1. Are the BMP’s supposed to stop the erosion? Are they intended to prevent sediment and other pollutants from leaving the site? Or are they simply the minimum measures required to pull a permit?

2.All BMP’s have a failure point but designers rarely know what that point is. Even the results from products that are tested in facilities to simulate environmental conditions cannot always be relied upon to predict actual performance in the real world during conditions that differ from the test methods and simulations. It is fair to say that all BMP’s have a failure point and unfortunately there is very little information available to predict just what type of event will lead to the failure on active construction sites that tend to be very dynamic. Most approved plans and contract documents refer to the designed and specified measures as the “minimum” and require the operator to improve upon any failures in the field. While this may seem to reduce risk for an owner or designer it may actually lead to costly failures on site and delays in project delivery.
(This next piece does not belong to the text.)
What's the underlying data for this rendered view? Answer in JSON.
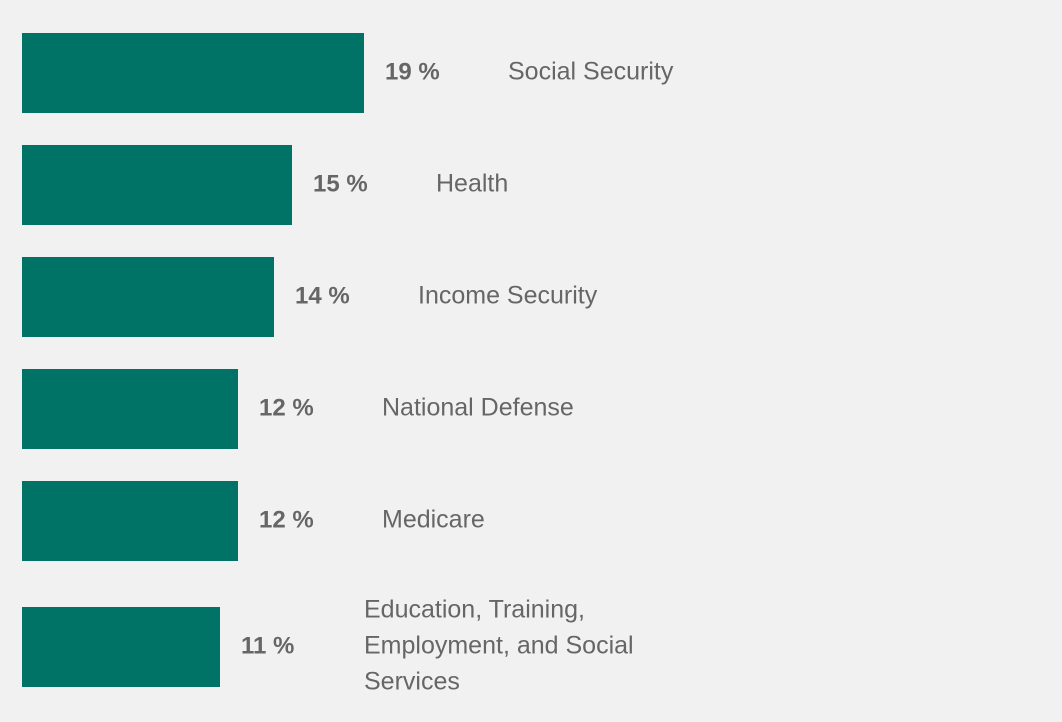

3. When designing or specifying always define the performance outcomes or goals the BMP is being used to accomplish. Without a defined desired outcome one should question whether they are really designing at all.

4. Be willing to adjust a specification or substitute a product due to changes in the schedule or site conditions that make the outcome unachievable with the original designed selection. Constantly strive to make better decisions in the future based on the hard lessons learned from the past. There is a word that has been used to describe doing the same things and expecting different outcomes.

5. Avoid specifications to save a few dollars on restoration and vegetation establishment. Frequently sacrifices in both products and methods are driven by the illusion of savings can become very costly when failures must be redone.

Do not accept failure as an option. The amount of time, energy and resources expended on failed installations is far too great. By expending the effort to create better designs that will meet the specific site requirements and succeed with the climatic conditions while ensuring productivity designers will demonstrate yet another area of expertise that will benefit their clients.